As Christians, we tend to be "forgetful hearers." We hear sermons and read books about developing an eternal perspective, but when we become involved in the details of teaching, grading papers, research, and attending committee meetings, we may tend to forget that "God milks the cows through us" (Martin Luther).
How can we develop a mind-set that sees beyond the details of this world to the substance of the next? More specifically, how can we influence our campus for the Lord? In our offices, hallways, and classrooms we can make a difference if we ask the Lord to provide opportunities to identify ourselves as Christ-followers. I personally try to take every opportunity I can to communicate God's love. I pray every morning on my way to school that the Lord would use me, and that I would be alert to opportunities.
We also need encouragement from each other as we live out our roles as Christ's ambassadors. I've been praying with another woman on campus every Thursday for two years.
C. S. Lewis once wrote, "There is no neutral ground in the universe: every square inch, every split second, is claimed by God and counterclaimed by Satan." We should view our students and colleagues in light of eternal options.
One way to nurture that view is to introduce yourself before class at the beginning of each semester. I tell students about my particular interest in the course, my family or hobbies, and my top priority in life (my personal relationship with Jesus Christ). That's all; allow the Lord to use the statement the way He sees fit.
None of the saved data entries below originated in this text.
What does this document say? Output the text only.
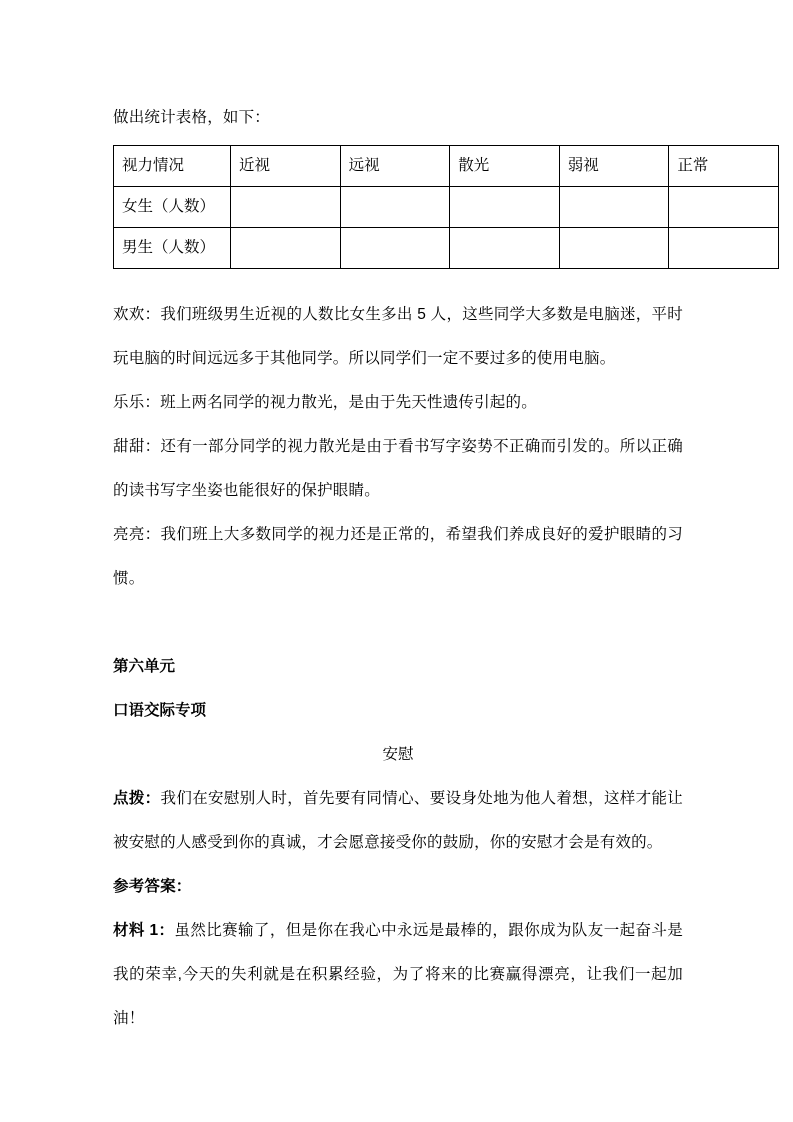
做出统计表格，如下：

视力情况	近视	远视	散光	弱视	正常
女生（人数）					
男生（人数）					

欢欢：我们班级男生近视的人数比女生多出 5 人，这些同学大多数是电脑迷，平时玩电脑的时间远远多于其他同学。所以同学们一定不要过多的使用电脑。

乐乐：班上两名同学的视力散光，是由于先天性遗传引起的。

甜甜：还有一部分同学的视力散光是由于看书写字姿势不正确而引发的。所以正确的读书写字坐姿也能很好的保护眼睛。

亮亮：我们班上大多数同学的视力还是正常的，希望我们养成良好的爱护眼睛的习惯。

第六单元

口语交际专项

安慰

点拨：我们在安慰别人时，首先要有同情心、要设身处地为他人着想，这样才能让被安慰的人感受到你的真诚，才会愿意接受你的鼓励，你的安慰才会是有效的。

参考答案：

材料 1：虽然比赛输了，但是你在我心中永远是最棒的，跟你成为队友一起奋斗是我的荣幸,今天的失利就是在积累经验，为了将来的比赛赢得漂亮，让我们一起加油！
To illustrate, two pre-law students were in my office discussing their applications for law school. I told them everyone applying would have good grades and references, but they could draw special attention through their letter of application. I told them that once I had worked on a document for five years before I was satisfied with my first sentence.
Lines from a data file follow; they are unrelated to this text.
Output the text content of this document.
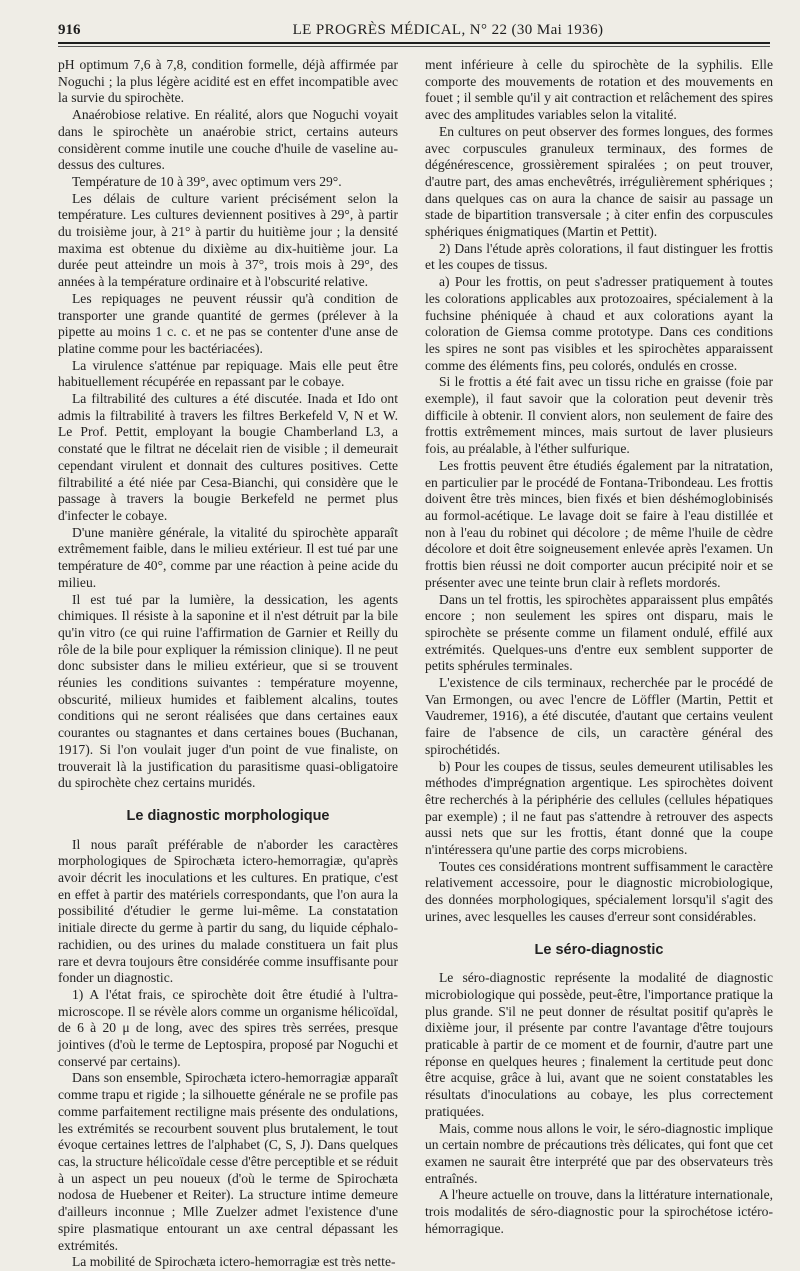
916	LE PROGRÈS MÉDICAL, N° 22 (30 Mai 1936)

pH optimum 7,6 à 7,8, condition formelle, déjà affirmée par Noguchi ; la plus légère acidité est en effet incompatible avec la survie du spirochète.

Anaérobiose relative. En réalité, alors que Noguchi voyait dans le spirochète un anaérobie strict, certains auteurs considèrent comme inutile une couche d'huile de vaseline au-dessus des cultures.

Température de 10 à 39°, avec optimum vers 29°.

Les délais de culture varient précisément selon la température. Les cultures deviennent positives à 29°, à partir du troisième jour, à 21° à partir du huitième jour ; la densité maxima est obtenue du dixième au dix-huitième jour. La durée peut atteindre un mois à 37°, trois mois à 29°, des années à la température ordinaire et à l'obscurité relative.

Les repiquages ne peuvent réussir qu'à condition de transporter une grande quantité de germes (prélever à la pipette au moins 1 c. c. et ne pas se contenter d'une anse de platine comme pour les bactériacées).

La virulence s'atténue par repiquage. Mais elle peut être habituellement récupérée en repassant par le cobaye.

La filtrabilité des cultures a été discutée. Inada et Ido ont admis la filtrabilité à travers les filtres Berkefeld V, N et W. Le Prof. Pettit, employant la bougie Chamberland L3, a constaté que le filtrat ne décelait rien de visible ; il demeurait cependant virulent et donnait des cultures positives. Cette filtrabilité a été niée par Cesa-Bianchi, qui considère que le passage à travers la bougie Berkefeld ne permet plus d'infecter le cobaye.

D'une manière générale, la vitalité du spirochète apparaît extrêmement faible, dans le milieu extérieur. Il est tué par une température de 40°, comme par une réaction à peine acide du milieu.

Il est tué par la lumière, la dessication, les agents chimiques. Il résiste à la saponine et il n'est détruit par la bile qu'in vitro (ce qui ruine l'affirmation de Garnier et Reilly du rôle de la bile pour expliquer la rémission clinique). Il ne peut donc subsister dans le milieu extérieur, que si se trouvent réunies les conditions suivantes : température moyenne, obscurité, milieux humides et faiblement alcalins, toutes conditions qui ne seront réalisées que dans certaines eaux courantes ou stagnantes et dans certaines boues (Buchanan, 1917). Si l'on voulait juger d'un point de vue finaliste, on trouverait là la justification du parasitisme quasi-obligatoire du spirochète chez certains muridés.

Le diagnostic morphologique

Il nous paraît préférable de n'aborder les caractères morphologiques de Spirochæta ictero-hemorragiæ, qu'après avoir décrit les inoculations et les cultures. En pratique, c'est en effet à partir des matériels correspondants, que l'on aura la possibilité d'étudier le germe lui-même. La constatation initiale directe du germe à partir du sang, du liquide céphalo-rachidien, ou des urines du malade constituera un fait plus rare et devra toujours être considérée comme insuffisante pour fonder un diagnostic.

1) A l'état frais, ce spirochète doit être étudié à l'ultra-microscope. Il se révèle alors comme un organisme hélicoïdal, de 6 à 20 μ de long, avec des spires très serrées, presque jointives (d'où le terme de Leptospira, proposé par Noguchi et conservé par certains).

Dans son ensemble, Spirochæta ictero-hemorragiæ apparaît comme trapu et rigide ; la silhouette générale ne se profile pas comme parfaitement rectiligne mais présente des ondulations, les extrémités se recourbent souvent plus brutalement, le tout évoque certaines lettres de l'alphabet (C, S, J). Dans quelques cas, la structure hélicoïdale cesse d'être perceptible et se réduit à un aspect un peu noueux (d'où le terme de Spirochæta nodosa de Huebener et Reiter). La structure intime demeure d'ailleurs inconnue ; Mlle Zuelzer admet l'existence d'une spire plasmatique entourant un axe central dépassant les extrémités.

La mobilité de Spirochæta ictero-hemorragiæ est très nette-

ment inférieure à celle du spirochète de la syphilis. Elle comporte des mouvements de rotation et des mouvements en fouet ; il semble qu'il y ait contraction et relâchement des spires avec des amplitudes variables selon la vitalité.

En cultures on peut observer des formes longues, des formes avec corpuscules granuleux terminaux, des formes de dégénérescence, grossièrement spiralées ; on peut trouver, d'autre part, des amas enchevêtrés, irrégulièrement sphériques ; dans quelques cas on aura la chance de saisir au passage un stade de bipartition transversale ; à citer enfin des corpuscules sphériques énigmatiques (Martin et Pettit).

2) Dans l'étude après colorations, il faut distinguer les frottis et les coupes de tissus.

a) Pour les frottis, on peut s'adresser pratiquement à toutes les colorations applicables aux protozoaires, spécialement à la fuchsine phéniquée à chaud et aux colorations ayant la coloration de Giemsa comme prototype. Dans ces conditions les spires ne sont pas visibles et les spirochètes apparaissent comme des éléments fins, peu colorés, ondulés en crosse.

Si le frottis a été fait avec un tissu riche en graisse (foie par exemple), il faut savoir que la coloration peut devenir très difficile à obtenir. Il convient alors, non seulement de faire des frottis extrêmement minces, mais surtout de laver plusieurs fois, au préalable, à l'éther sulfurique.

Les frottis peuvent être étudiés également par la nitratation, en particulier par le procédé de Fontana-Tribondeau. Les frottis doivent être très minces, bien fixés et bien déshémoglobinisés au formol-acétique. Le lavage doit se faire à l'eau distillée et non à l'eau du robinet qui décolore ; de même l'huile de cèdre décolore et doit être soigneusement enlevée après l'examen. Un frottis bien réussi ne doit comporter aucun précipité noir et se présenter avec une teinte brun clair à reflets mordorés.

Dans un tel frottis, les spirochètes apparaissent plus empâtés encore ; non seulement les spires ont disparu, mais le spirochète se présente comme un filament ondulé, effilé aux extrémités. Quelques-uns d'entre eux semblent supporter de petits sphérules terminales.

L'existence de cils terminaux, recherchée par le procédé de Van Ermongen, ou avec l'encre de Löffler (Martin, Pettit et Vaudremer, 1916), a été discutée, d'autant que certains veulent faire de l'absence de cils, un caractère général des spirochétidés.

b) Pour les coupes de tissus, seules demeurent utilisables les méthodes d'imprégnation argentique. Les spirochètes doivent être recherchés à la périphérie des cellules (cellules hépatiques par exemple) ; il ne faut pas s'attendre à retrouver des aspects aussi nets que sur les frottis, étant donné que la coupe n'intéressera qu'une partie des corps microbiens.

Toutes ces considérations montrent suffisamment le caractère relativement accessoire, pour le diagnostic microbiologique, des données morphologiques, spécialement lorsqu'il s'agit des urines, avec lesquelles les causes d'erreur sont considérables.

Le séro-diagnostic

Le séro-diagnostic représente la modalité de diagnostic microbiologique qui possède, peut-être, l'importance pratique la plus grande. S'il ne peut donner de résultat positif qu'après le dixième jour, il présente par contre l'avantage d'être toujours praticable à partir de ce moment et de fournir, d'autre part une réponse en quelques heures ; finalement la certitude peut donc être acquise, grâce à lui, avant que ne soient constatables les résultats d'inoculations au cobaye, les plus correctement pratiquées.

Mais, comme nous allons le voir, le séro-diagnostic implique un certain nombre de précautions très délicates, qui font que cet examen ne saurait être interprété que par des observateurs très entraînés.

A l'heure actuelle on trouve, dans la littérature internationale, trois modalités de séro-diagnostic pour la spirochétose ictéro-hémorragique.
Of course, at that point I had their complete attention. After telling them the first sentence, I went on to recite the entire document-my testimony-and they were very interested.
It's a life of suspense; we don't know what's going to happen next. We just need to be ready to take whatever step is called for at the time.
Because my name was included in a faculty evangelistic ad in our school paper, a student from my class came by my office to talk about Christ. I began to meet with the student regularly, and eventually she prayed to receive Christ.
As I look out over my classes, I don't know what's going on, but I know the Lord is doing His work. We can convey our beliefs through our general attitude and manner.
The Christian world view is not the dominant one now. It's important to seek to influence our world for Christ because the campus environment continually tests students' faith, if they have any at all. I can see it in my freshmen-they're more open to the gospel as newcomers; yet, when I see them as juniors and seniors, they have changed-they're not as open.
As professors, we affect so many more lives than most people do. Others in my church talk of their influence in a small office or neighborhood, but I have relationships with 100 students a semester, plus faculty. These students are the teachers, lawyers, business executives, and leaders of tomorrow. If we can reach them for Christ, they can in turn reach many others.
University students are at an age when they are beginning to think more on their own. It is important to confront them with Biblical truth at that time in their lives.
Our living testimony is also encouraging to Christian students. Whenever I speak about my faith at the beginning of the semester, I can see their faces light up. Sometimes they stop by on their way out of the classroom and, if nothing more, say, "I liked that talk." Once, I had a student go straight from the classroom to the nearest telephone, call her father long distance, and exclaim, "I have a Christian professor!"
I've heard many Christian professors say their witness is in their church. But my thinking is while others can do the job in our churches, only we can affect the lives of those in our spheres of influence on campus.